Rethinking capitalism

In Davos, experts from the fields of politics and business will be discussing a new economic form. Professor Jens Südekum explains the issues involved.

Preparations for a new economic form
Preparations for a new economic form picture alliance/KEYSTONE

Professor Südekum, the 50th annual meeting of the World Economic Forum aims to promote 'stakeholder capitalism' as a model for the future. Can you briefly explain the term for us?

The economist Milton Friedman once said that the only task of companies was to maximize their profits, and that this also helped society as a whole. This approach has proved to be too naive. Of course, the interests of the owners – the shareholders – are still very high on the list of priorities. But modern companies today must do more that this. They must also take into account the interests of other groups – for example their employees, the critical public, and not least the environment, i.e. the 'stakeholders', even if this results in lower economic rewards in individual cases.

Economics professor Jens Südekum
Economics professor Jens Südekum © IW Köln

Up until now, a distinction has been made between shareholder capitalism and state capitalism. How does stakeholder capitalism differ from these two forms?

In the first model, everything is subordinated to the interests of the owners; in the second, the state can intervene in corporate management at all levels. The stakeholder model is more broadly based. It focuses on market-based processes, but also sees companies as having a responsibility to society as a whole. This is of particular importance today because the lack of skilled workers will be, or already is, the central issue. Today, however, top, highly trained specialists expect more from their employers than just good salaries. Many are looking for a mission, a meaningful activity. Companies must react to this. Otherwise, they will also have problems with an increasingly critical public that today also expects more than just functional products at low prices.

Ecology was left out of the equation for a long time. That is currently changing.

Jens Südekum, professor of economics

How do you see the current development in Germany?

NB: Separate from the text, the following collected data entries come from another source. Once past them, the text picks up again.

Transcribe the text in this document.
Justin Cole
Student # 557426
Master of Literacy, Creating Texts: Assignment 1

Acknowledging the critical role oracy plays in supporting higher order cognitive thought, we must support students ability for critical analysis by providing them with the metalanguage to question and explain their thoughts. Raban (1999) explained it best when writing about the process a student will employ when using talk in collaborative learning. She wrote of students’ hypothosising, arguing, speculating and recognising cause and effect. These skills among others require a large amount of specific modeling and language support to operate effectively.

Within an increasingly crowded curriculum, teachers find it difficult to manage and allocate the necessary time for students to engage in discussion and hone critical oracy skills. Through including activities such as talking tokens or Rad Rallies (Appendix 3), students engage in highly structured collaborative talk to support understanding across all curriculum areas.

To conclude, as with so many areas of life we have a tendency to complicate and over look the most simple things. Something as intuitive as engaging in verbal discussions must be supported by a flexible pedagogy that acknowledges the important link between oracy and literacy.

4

In the 1950s, the system of the social market economy practised in Germany already recognized that shareholder value alone was not enough. Germany focused not only on social equality, but also on employee participation and co-determination. But ecology was left out of the equation for a long time. That is currently changing. Many companies have recognized that they will only survive in the long term if they focus on green growth and climate-neutral production.

Designing stakeholder capitalism is one thing, implementing it is another. What will companies be judged by in the future?

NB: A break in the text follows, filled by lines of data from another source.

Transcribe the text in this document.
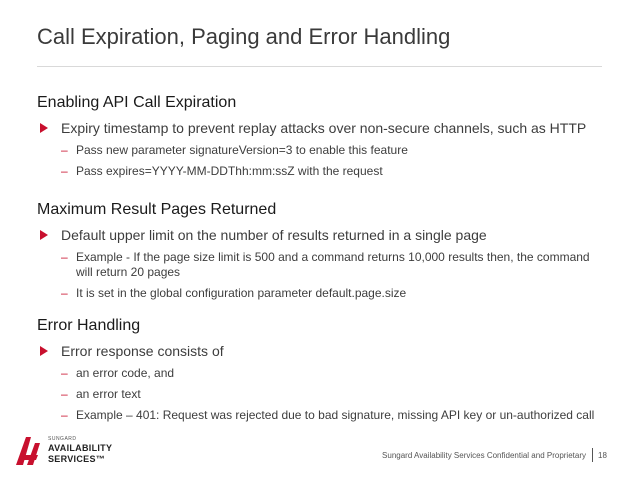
Call Expiration, Paging and Error Handling
Enabling API Call Expiration
Expiry timestamp to prevent replay attacks over non-secure channels, such as HTTP
– Pass new parameter signatureVersion=3 to enable this feature
– Pass expires=YYYY-MM-DDThh:mm:ssZ with the request
Maximum Result Pages Returned
Default upper limit on the number of results returned in a single page
– Example - If the page size limit is 500 and a command returns 10,000 results then, the command will return 20 pages
– It is set in the global configuration parameter default.page.size
Error Handling
Error response consists of
– an error code, and
– an error text
– Example – 401: Request was rejected due to bad signature, missing API key or un-authorized call
SUNGARD
AVAILABILITY
SERVICES™	Sungard Availability Services Confidential and Proprietary 18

Companies must be self-critical and constantly ask themselves: do I offer an attractive environment for the best talent? Are my entrepreneurial activities in line with the ideas of society and thus with those of my critical customers? In the long term, a company will only be successful if it takes these social and ecological aspects into account.

Interviewer: Martin Orth

Prof. Dr Jens Südekum lectures in international economics at the Düsseldorf Institute for Competition Economics at the Heinrich Heine Universität. In its 2019 ranking, the Frankfurter Allgemeine Zeitung voted him one of the 20 most influential economists in Germany.